At this moment Unicode is an implementation detail rather than a language feature.
I must say it: not supporting Unicode (or: explicitly planning not to support it) is a BAD thing. You will hardly notice it if you come from the US. It may get a bit tricky if you come from the UK, as you may want want to use the pound or euro symbol. If you come from a diacritics-rich language, then you may start feeling stupid. Prepare to serve yourself and your users communicates like:
"Sarra, thas cammanacata has baan adaptad ta tha fana pragrammang langaaga wa ara asang." ("Sorry, this communicate has been adapted to the fine programming language we are using."---it is not that hard guess after all, ain't it?)
No, PG, please don't be that guy.
Python's Unicode support sucked badly at the beginning, but they kept improving it. Right now it is kinda acceptable (though I regularly spend some time debugging Unicode errors---you'd imagine by now I would get used to it), in Py3k is hopefully gonna be made right. Ruby Unicode support still sucks, and that is basically why I don't use it (even though I like its semantics a lot, as it is more lispy than Python). Not being able to divide a word from your own language into three character substrings (Unicode characters use more than one byte) is plainly ridiculous... Even on the prototype level.
Of course, no one says it has to be done right now. But I'd like to know it is in the plans.
Ruby's unicode support is acceptable in 1.8, and good in 1.9. I'm not asking for the world, I just want string to be able to contain text in any encoding, and to be able to split a string into chars, given a encoding.
I would like to use numbers in various encoding like reversed (bigendian on little endian machines and vice versa). I also want the language to natively support all these number encondings and to be able to add two numbers, given their encodings.
I imagine it only officially supports ASCII because it will be migrated away from MzScheme eventually.
Note: Those "u"s are supposed to have umlauts, but that's apparently normalized away somewhere. The point is, u with an umlaut is treated as a single character by the current implementation.
I'm sure it'll be agnostic, if by "agnostic" you mean that it just reads in strings as a sequence of bytes.
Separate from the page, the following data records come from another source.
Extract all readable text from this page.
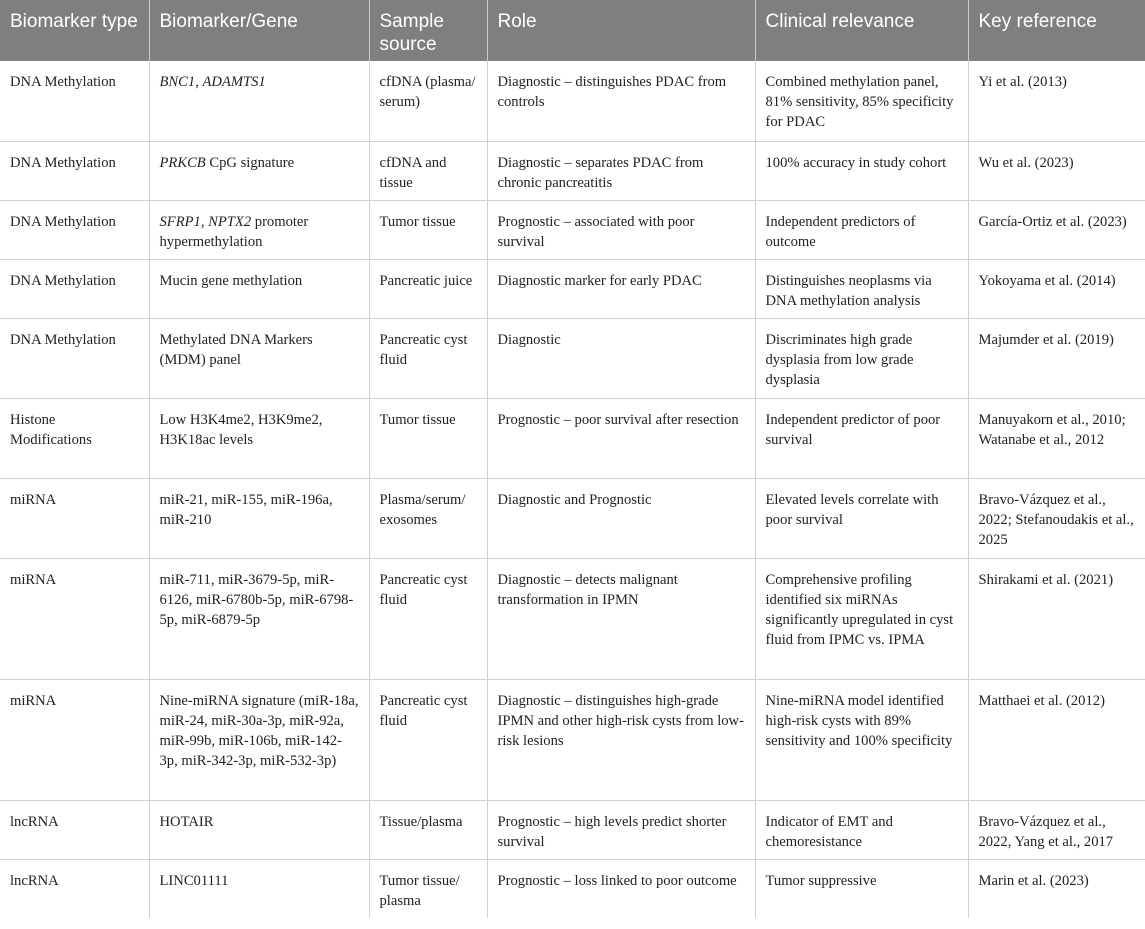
Biomarker type	Biomarker/Gene	Sample source	Role	Clinical relevance	Key reference
DNA Methylation	BNC1, ADAMTS1	cfDNA (plasma/ serum)	Diagnostic – distinguishes PDAC from controls	Combined methylation panel, 81% sensitivity, 85% specificity for PDAC	Yi et al. (2013)
DNA Methylation	PRKCB CpG signature	cfDNA and tissue	Diagnostic – separates PDAC from chronic pancreatitis	100% accuracy in study cohort	Wu et al. (2023)
DNA Methylation	SFRP1, NPTX2 promoter hypermethylation	Tumor tissue	Prognostic – associated with poor survival	Independent predictors of outcome	García-Ortiz et al. (2023)
DNA Methylation	Mucin gene methylation	Pancreatic juice	Diagnostic marker for early PDAC	Distinguishes neoplasms via DNA methylation analysis	Yokoyama et al. (2014)
DNA Methylation	Methylated DNA Markers (MDM) panel	Pancreatic cyst fluid	Diagnostic	Discriminates high grade dysplasia from low grade dysplasia	Majumder et al. (2019)
Histone Modifications	Low H3K4me2, H3K9me2, H3K18ac levels	Tumor tissue	Prognostic – poor survival after resection	Independent predictor of poor survival	Manuyakorn et al., 2010; Watanabe et al., 2012
miRNA	miR-21, miR-155, miR-196a, miR-210	Plasma/serum/ exosomes	Diagnostic and Prognostic	Elevated levels correlate with poor survival	Bravo-Vázquez et al., 2022; Stefanoudakis et al., 2025
miRNA	miR-711, miR-3679-5p, miR-6126, miR-6780b-5p, miR-6798-5p, miR-6879-5p	Pancreatic cyst fluid	Diagnostic – detects malignant transformation in IPMN	Comprehensive profiling identified six miRNAs significantly upregulated in cyst fluid from IPMC vs. IPMA	Shirakami et al. (2021)
miRNA	Nine-miRNA signature (miR-18a, miR-24, miR-30a-3p, miR-92a, miR-99b, miR-106b, miR-142-3p, miR-342-3p, miR-532-3p)	Pancreatic cyst fluid	Diagnostic – distinguishes high-grade IPMN and other high-risk cysts from low-risk lesions	Nine-miRNA model identified high-risk cysts with 89% sensitivity and 100% specificity	Matthaei et al. (2012)
lncRNA	HOTAIR	Tissue/plasma	Prognostic – high levels predict shorter survival	Indicator of EMT and chemoresistance	Bravo-Vázquez et al., 2022, Yang et al., 2017
lncRNA	LINC01111	Tumor tissue/ plasma	Prognostic – loss linked to poor outcome	Tumor suppressive	Marin et al. (2023)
It would be easier to do that than to check for non-ASCII characters and handle them specially.
The real question is: how many people will repeat the ASCII business without checking when the thing supports utf8 just fine out of the box? (I'm working on a project in Chinese right now.)
I read his announcement and I completely disagree. Strings are pretty basic, and getting them right is part of the work of a language designer. They're more important than macros. Not getting strings right can cripple a language.
And to call not supporting unicode "offensive" is missing the point. Only supporting ascii makes the language less powerful. It means you can't use Arc for solving problems involving text manipulation in languages other than English. That's a big space. Only supporting UTF-8 would make more sense.
And for all the Java bashing nowadays, Java got Strings right, and Perl, Python, PHP and Ruby didn't.
Java unicode support has historical been a mess too. They assumed that 16 bits would always and forever be enough for any code point. This was only "fixed" in 2004 and the warts are still there.
I suppose the lesson to take away is that just about every single language has messed up characters sets. It can't then be a fatal mistake but certainly isn't one that makes any sense to repeat.
I can't believe he said that. At this stage no one really expected Arc to have any sort of UTF/Unicode/I18N support. He should have kept that for himself and then the users would have built the libraries on top of Arc. Well, I guess time will tell. Will keep an eye on it.